Let's call the total volume of the tank as V. The rate each pipe fills the tank is given by the total volume of the tank divided by the amount of time it takes to fill the tank. Let's call the rate of the first pipe as r1, the rate of the second pipe as r2 and the rate of the third pipe as r3.

`\begin{gathered} r_1=(V)/(30) \\ r_2=(V)/(20) \\ r_3=(V)/(40) \end{gathered}`

The product between the rate and the time that has passed will give to us the fraction of the tank that has been filled. When we open the three pipes at once, we sum their rates.
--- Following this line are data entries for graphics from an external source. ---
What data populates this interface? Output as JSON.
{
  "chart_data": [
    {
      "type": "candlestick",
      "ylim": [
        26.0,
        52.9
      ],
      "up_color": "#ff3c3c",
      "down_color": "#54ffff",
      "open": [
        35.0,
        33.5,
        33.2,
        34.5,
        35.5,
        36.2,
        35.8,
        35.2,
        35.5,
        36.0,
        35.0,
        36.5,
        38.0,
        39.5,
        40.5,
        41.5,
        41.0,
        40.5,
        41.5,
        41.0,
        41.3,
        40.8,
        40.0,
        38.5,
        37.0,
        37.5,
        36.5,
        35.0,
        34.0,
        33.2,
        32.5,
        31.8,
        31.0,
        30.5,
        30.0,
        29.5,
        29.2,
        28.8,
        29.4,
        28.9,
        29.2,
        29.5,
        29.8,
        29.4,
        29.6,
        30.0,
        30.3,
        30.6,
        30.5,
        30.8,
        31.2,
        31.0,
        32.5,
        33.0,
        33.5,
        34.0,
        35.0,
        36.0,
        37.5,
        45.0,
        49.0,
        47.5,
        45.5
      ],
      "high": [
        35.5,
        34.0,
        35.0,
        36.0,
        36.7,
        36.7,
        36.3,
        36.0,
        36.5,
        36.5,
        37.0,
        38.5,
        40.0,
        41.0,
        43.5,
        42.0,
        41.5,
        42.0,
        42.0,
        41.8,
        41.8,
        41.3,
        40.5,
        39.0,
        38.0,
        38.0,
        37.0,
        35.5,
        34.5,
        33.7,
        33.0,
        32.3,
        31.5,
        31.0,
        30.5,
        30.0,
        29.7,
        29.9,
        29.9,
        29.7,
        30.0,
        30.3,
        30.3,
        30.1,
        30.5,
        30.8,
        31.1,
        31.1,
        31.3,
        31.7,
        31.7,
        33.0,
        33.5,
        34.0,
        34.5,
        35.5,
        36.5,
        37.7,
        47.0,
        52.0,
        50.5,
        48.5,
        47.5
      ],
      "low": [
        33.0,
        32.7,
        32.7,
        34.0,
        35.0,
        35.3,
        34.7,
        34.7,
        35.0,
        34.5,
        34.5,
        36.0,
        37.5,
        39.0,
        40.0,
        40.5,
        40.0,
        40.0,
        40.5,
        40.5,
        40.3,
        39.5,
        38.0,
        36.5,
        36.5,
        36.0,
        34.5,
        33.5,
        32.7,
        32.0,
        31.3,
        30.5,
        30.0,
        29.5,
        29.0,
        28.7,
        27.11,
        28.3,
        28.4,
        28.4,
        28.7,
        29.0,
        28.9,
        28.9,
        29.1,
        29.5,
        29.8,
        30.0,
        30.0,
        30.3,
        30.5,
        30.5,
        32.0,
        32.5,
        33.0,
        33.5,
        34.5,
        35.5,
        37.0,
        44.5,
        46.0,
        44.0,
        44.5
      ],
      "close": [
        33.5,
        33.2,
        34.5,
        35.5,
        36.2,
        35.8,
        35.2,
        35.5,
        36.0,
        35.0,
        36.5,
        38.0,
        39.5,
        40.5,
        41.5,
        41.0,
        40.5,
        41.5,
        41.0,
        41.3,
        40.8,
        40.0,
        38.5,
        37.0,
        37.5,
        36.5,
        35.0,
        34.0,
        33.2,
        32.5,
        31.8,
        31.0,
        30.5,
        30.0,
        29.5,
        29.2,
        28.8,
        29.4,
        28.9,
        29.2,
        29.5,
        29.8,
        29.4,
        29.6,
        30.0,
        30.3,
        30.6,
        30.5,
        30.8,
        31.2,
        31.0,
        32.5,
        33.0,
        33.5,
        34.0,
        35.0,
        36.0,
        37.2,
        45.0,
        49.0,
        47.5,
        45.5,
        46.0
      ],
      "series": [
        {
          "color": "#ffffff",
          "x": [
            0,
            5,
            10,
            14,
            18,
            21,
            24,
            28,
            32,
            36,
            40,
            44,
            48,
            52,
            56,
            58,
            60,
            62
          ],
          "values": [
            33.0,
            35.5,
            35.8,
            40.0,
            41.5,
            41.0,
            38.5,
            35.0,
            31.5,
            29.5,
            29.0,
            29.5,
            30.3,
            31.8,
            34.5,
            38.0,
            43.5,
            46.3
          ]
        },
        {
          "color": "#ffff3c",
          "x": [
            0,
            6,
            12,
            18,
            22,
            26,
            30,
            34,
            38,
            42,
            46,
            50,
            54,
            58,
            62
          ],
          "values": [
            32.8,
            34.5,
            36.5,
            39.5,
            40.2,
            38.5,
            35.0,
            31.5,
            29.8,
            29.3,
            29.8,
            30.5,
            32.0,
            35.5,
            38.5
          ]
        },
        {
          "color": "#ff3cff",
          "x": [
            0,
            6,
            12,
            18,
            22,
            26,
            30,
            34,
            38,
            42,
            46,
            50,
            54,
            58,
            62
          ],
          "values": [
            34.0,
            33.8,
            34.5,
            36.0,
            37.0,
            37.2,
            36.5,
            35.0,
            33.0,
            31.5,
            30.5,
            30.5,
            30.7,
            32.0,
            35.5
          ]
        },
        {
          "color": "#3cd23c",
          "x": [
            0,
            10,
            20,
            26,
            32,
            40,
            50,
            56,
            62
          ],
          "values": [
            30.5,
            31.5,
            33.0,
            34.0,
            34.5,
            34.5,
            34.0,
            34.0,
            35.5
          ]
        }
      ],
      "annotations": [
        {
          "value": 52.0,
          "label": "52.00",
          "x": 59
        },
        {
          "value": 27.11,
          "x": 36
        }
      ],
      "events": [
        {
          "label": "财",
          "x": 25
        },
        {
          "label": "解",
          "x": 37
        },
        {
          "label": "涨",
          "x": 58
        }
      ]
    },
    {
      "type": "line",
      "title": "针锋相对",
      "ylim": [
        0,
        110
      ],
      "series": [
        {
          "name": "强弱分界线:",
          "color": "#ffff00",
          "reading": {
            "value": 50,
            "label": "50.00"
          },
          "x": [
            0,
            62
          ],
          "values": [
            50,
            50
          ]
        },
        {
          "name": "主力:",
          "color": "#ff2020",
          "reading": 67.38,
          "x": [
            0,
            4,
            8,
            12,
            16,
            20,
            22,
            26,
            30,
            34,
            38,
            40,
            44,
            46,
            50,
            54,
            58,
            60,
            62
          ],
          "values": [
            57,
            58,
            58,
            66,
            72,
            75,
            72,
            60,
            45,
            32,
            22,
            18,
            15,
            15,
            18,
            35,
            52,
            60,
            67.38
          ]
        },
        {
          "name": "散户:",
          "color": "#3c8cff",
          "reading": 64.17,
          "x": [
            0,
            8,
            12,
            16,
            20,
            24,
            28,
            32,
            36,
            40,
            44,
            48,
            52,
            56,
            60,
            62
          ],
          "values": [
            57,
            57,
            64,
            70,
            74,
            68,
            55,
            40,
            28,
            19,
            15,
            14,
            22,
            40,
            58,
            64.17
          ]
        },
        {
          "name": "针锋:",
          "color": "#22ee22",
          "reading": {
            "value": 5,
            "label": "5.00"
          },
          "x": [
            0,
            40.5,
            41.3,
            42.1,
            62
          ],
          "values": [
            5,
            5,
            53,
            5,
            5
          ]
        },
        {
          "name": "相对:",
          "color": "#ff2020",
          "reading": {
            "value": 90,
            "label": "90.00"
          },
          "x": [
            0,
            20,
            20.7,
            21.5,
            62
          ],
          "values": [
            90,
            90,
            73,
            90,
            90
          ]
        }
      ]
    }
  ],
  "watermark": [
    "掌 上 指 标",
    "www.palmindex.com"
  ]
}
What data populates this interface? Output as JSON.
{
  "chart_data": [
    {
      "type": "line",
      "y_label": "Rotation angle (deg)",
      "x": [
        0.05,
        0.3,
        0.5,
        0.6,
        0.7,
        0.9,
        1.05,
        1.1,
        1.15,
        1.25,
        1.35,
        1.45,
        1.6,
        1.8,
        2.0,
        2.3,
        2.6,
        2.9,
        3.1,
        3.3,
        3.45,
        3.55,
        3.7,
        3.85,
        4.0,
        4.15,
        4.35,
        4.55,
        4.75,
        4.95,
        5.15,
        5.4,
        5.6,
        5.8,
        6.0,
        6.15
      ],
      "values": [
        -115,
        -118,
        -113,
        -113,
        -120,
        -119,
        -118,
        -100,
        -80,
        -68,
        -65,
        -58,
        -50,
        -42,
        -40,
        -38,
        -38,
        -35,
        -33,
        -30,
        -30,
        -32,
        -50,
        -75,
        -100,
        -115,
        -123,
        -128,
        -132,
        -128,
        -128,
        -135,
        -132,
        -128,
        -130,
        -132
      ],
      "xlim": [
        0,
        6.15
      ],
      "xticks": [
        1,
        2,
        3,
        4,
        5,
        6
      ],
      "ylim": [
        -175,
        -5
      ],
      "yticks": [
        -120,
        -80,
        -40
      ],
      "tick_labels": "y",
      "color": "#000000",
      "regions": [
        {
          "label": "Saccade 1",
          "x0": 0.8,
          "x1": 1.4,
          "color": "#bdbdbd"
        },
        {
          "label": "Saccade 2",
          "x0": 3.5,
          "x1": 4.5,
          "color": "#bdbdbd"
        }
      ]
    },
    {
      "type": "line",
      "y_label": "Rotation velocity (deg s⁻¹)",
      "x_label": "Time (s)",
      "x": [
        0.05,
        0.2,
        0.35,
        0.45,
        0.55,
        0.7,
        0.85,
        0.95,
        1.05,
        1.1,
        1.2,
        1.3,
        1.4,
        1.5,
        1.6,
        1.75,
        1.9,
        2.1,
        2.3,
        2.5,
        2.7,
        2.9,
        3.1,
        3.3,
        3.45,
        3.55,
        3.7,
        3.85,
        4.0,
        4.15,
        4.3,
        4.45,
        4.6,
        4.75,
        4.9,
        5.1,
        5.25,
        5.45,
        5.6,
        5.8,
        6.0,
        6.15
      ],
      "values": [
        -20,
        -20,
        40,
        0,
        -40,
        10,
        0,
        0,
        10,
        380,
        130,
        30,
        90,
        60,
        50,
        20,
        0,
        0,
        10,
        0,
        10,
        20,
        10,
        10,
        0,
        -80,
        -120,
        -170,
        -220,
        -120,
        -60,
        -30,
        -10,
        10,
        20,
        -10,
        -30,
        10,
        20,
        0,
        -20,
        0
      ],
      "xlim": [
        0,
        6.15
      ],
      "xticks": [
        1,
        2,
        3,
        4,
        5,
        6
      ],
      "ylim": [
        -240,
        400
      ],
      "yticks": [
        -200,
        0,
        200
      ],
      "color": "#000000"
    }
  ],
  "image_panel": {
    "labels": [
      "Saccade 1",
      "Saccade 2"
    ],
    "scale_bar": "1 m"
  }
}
When the tank is filled, the product between the rate and the time passed must give the total volume of the tank, therefore, we have the following equation:

`\begin{gathered} ((V)/(30)+(V)/(20)+(V)/(40))t=V \\ (13V)/(120)t=V \\ (13)/(120)t=1 \\ t=(120)/(13) \\ t=9.23076923077... \\ t\approx9.23 \end{gathered}`

It will take approximately 9.23 minutes to fill the tank if all pipes are opened together.

When the three pipes are opened, the fraction that has been filled(let's call it as x) is given by:

`\begin{gathered} ((1)/(30)+(1)/(20)+(1)/(40))\cdot3=x \\ x=(13)/(40) \end{gathered}`

Then, the slowest pipe(the third pipe) is closed, then, after 3 more minutes we're going to fill an extra y amount of water, given by:

`\begin{gathered} ((1)/(30)+(1)/(20))\cdot3=y \\ (1)/(10)+(3)/(20)=y \\ (5)/(20)=y \\ y=(1)/(4) \end{gathered}`

Then, after a time t with the first pipe open, we're going to fill the tank(remember that it has been filled already by the amounts x and y, therefore, we must subtract it from the total volume).

`\begin{gathered} (1)/(30)\cdot t=1-(13)/(40)-(1)/(4) \\ (t)/(30)=(27)/(40)-(10)/(40) \\ t=30\cdot(17)/(40) \\ t=12.75 \end{gathered}`

If the slowest pipe is shut off after 3 minutes and the fastest pipe is shut off 3 minutes later, it will take 12.75 minutes for the remaining open pipe to finish filling the tank.